International braz j urol, 2011
Purpose: Neuroendocrine carcinomas (NEC) of the prostate are rare, with only a few series hitherto reported. The objective of this study was to assess in a single institution the clinical and morphologic characteristics of neuroendocrine carcinomas diagnosed in needle core biopsies. Materials and Methods: The current study analyses seven cases diagnosed in needle biopsies at a large tertiary regional cancer center from Northeastern Brazil. Two pathologists reviewed specimens retrospectively, and demographic and morphologic characteristics were compared to 458 acinar tumors diagnosed in the same period. Results: There were five small cell carcinomas and two low-grade neuroendocrine carcinomas (carcinoid).
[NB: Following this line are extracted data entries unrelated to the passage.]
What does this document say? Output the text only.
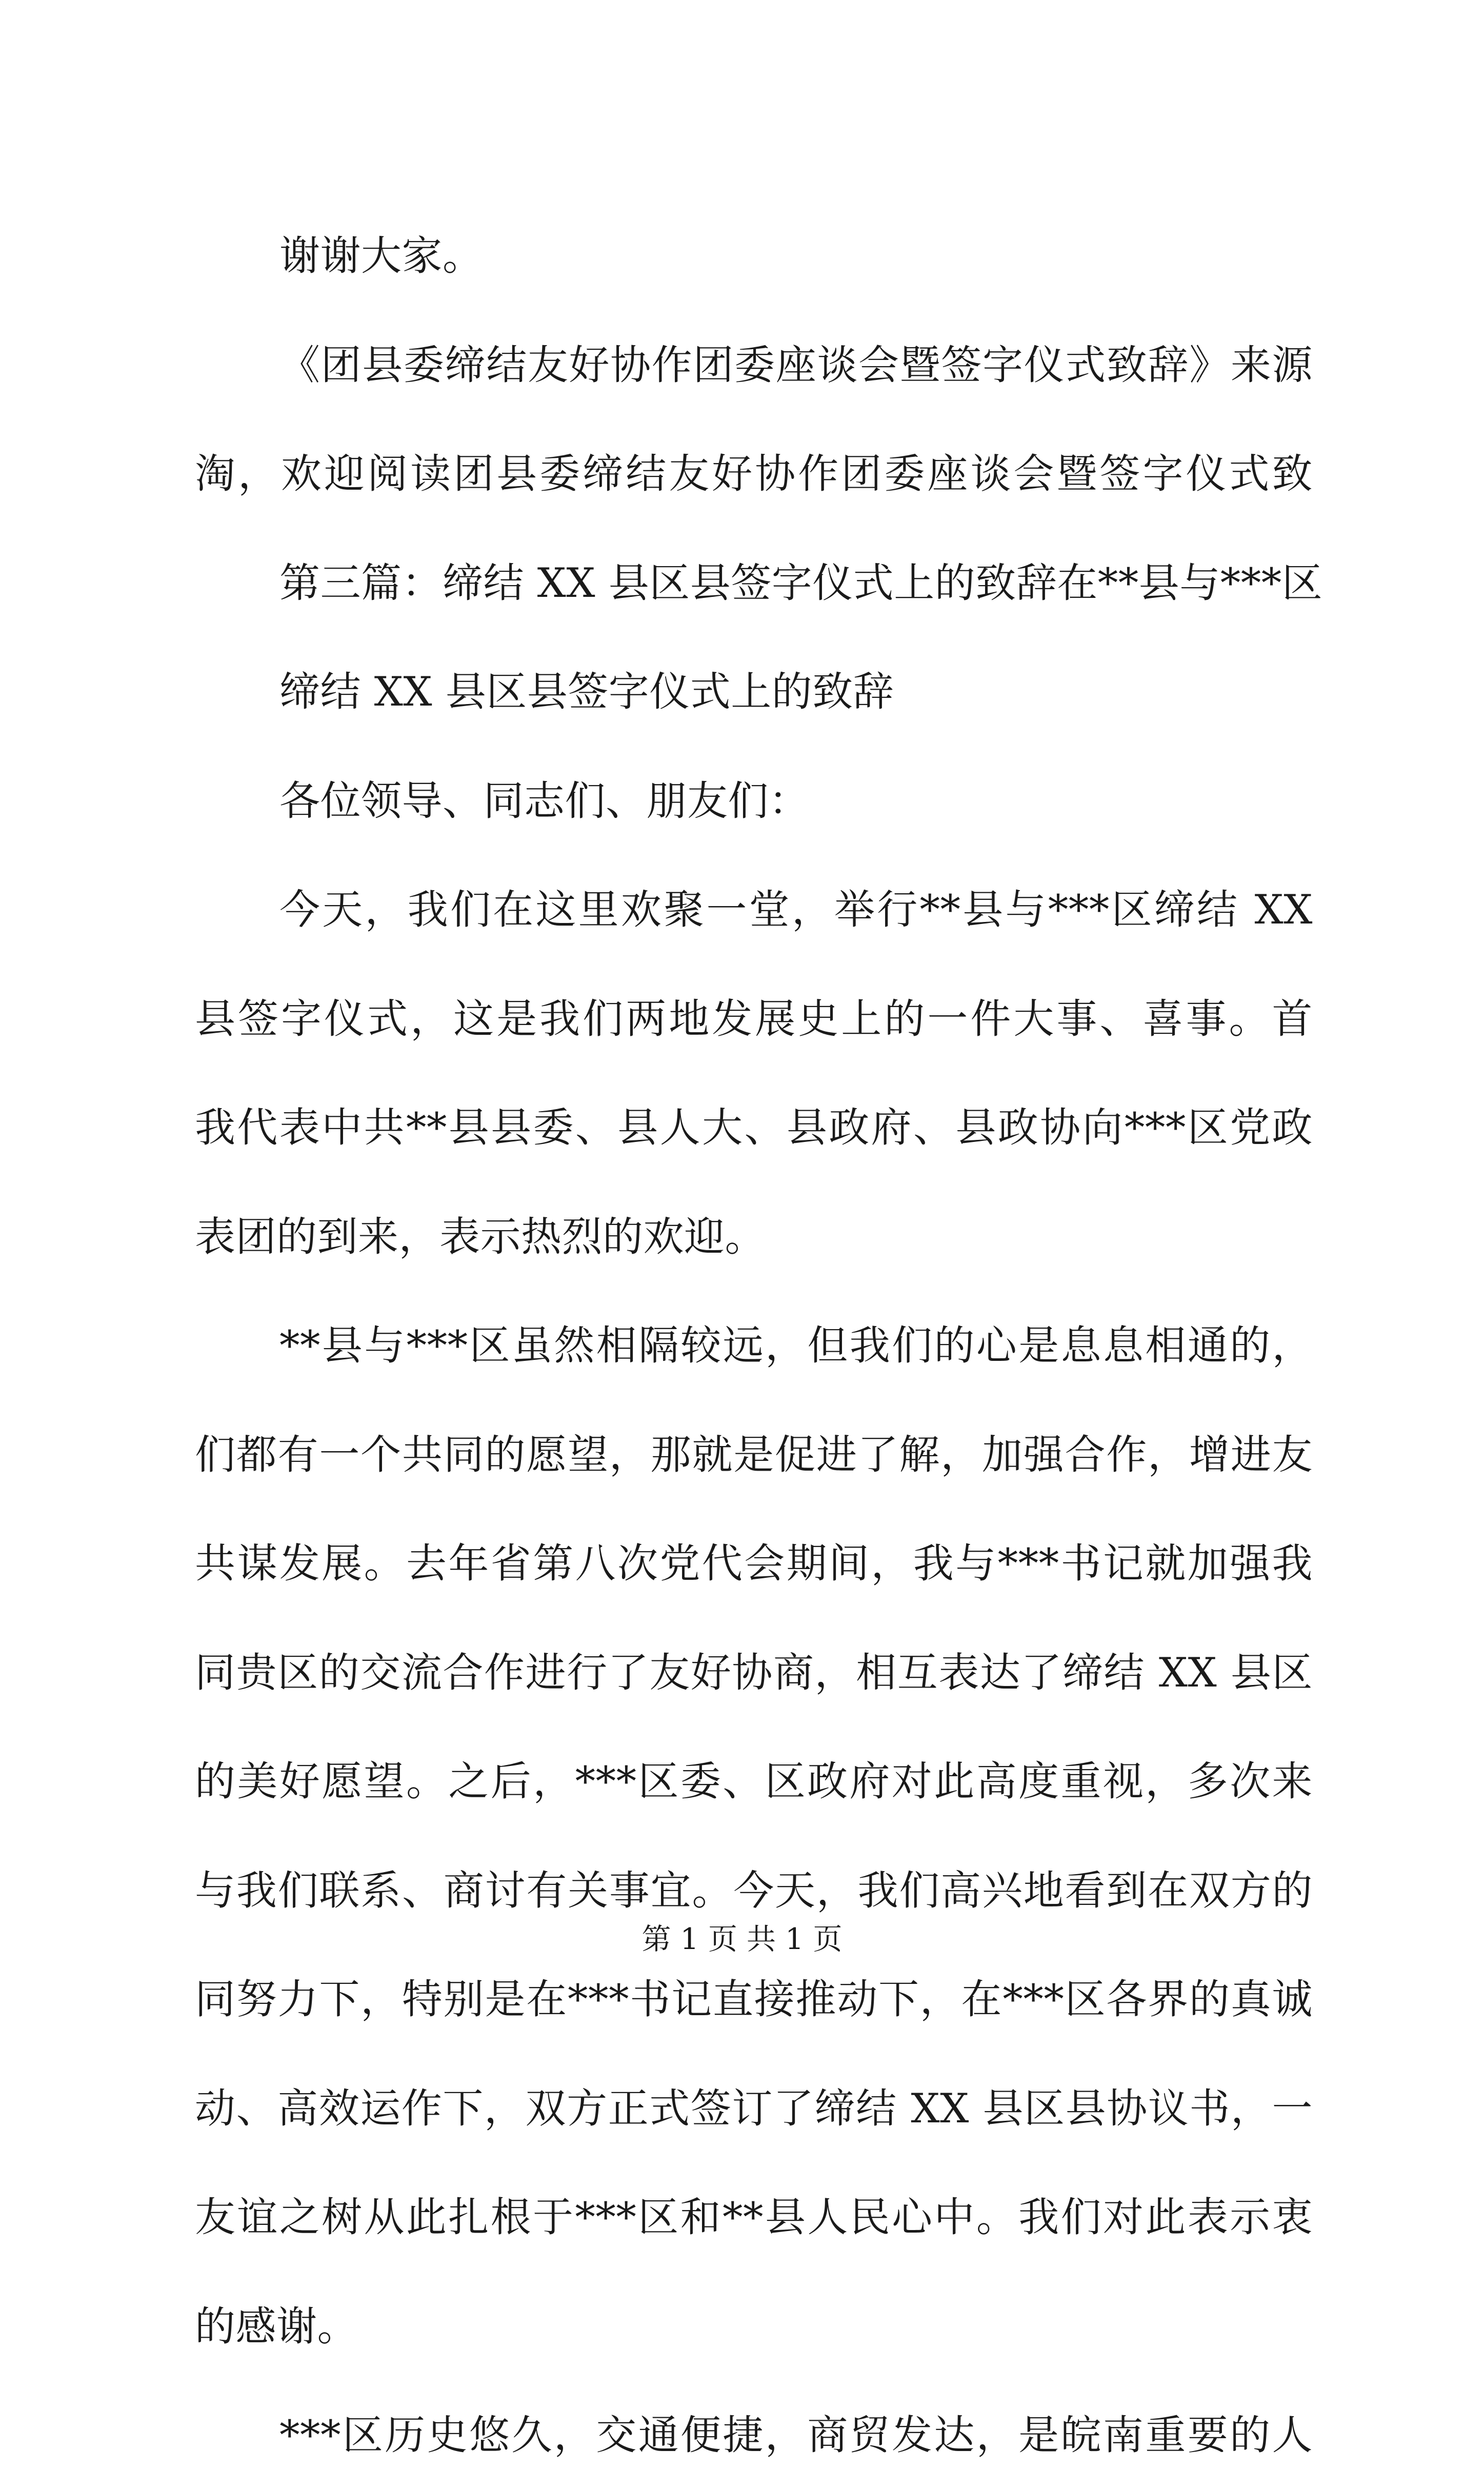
谢谢大家。
《团县委缔结友好协作团委座谈会暨签字仪式致辞》来源
淘，欢迎阅读团县委缔结友好协作团委座谈会暨签字仪式致
第三篇：缔结 XX 县区县签字仪式上的致辞在**县与***区
缔结 XX 县区县签字仪式上的致辞
各位领导、同志们、朋友们：
今天，我们在这里欢聚一堂，举行**县与***区缔结 XX
县签字仪式，这是我们两地发展史上的一件大事、喜事。首
我代表中共**县县委、县人大、县政府、县政协向***区党政
表团的到来，表示热烈的欢迎。
**县与***区虽然相隔较远，但我们的心是息息相通的，
们都有一个共同的愿望，那就是促进了解，加强合作，增进友
共谋发展。去年省第八次党代会期间，我与***书记就加强我
同贵区的交流合作进行了友好协商，相互表达了缔结 XX 县区
的美好愿望。之后，***区委、区政府对此高度重视，多次来
与我们联系、商讨有关事宜。今天，我们高兴地看到在双方的
同努力下，特别是在***书记直接推动下，在***区各界的真诚
动、高效运作下，双方正式签订了缔结 XX 县区县协议书，一
友谊之树从此扎根于***区和**县人民心中。我们对此表示衷
的感谢。
***区历史悠久，交通便捷，商贸发达，是皖南重要的人
第 1 页 共 1 页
NEC were associated with an acinar component in 5/7 cases and the Gleason score of the acinar component was always > 6. The number of cores involved in prostates with NEC was greater (65% compared to 24% of acinar tumors, p < 0.05). The mean PSA at diagnosis was 417.7 (range 5.7-1593, SD 218.3), compared to 100.5 (p = 0.1) of acinar tumors (range 0.3-8545, SD 22.7). Prostates harboring NEC were bigger (p < 0.001, mean volume 240 mL vs. 53 mL of acinar tumors). Treatment of NEC included palliative surgery, chemotherapy, and hormonal therapy. Conclusions: NEC of the prostate is rare and often associated with a high-grade acinar component. Prostates with NEC tend to be larger and involve a greater number of cores than acinar tumors. PSA at diagnosis does not seem to predict the presence of NE tumors in needle biopsy.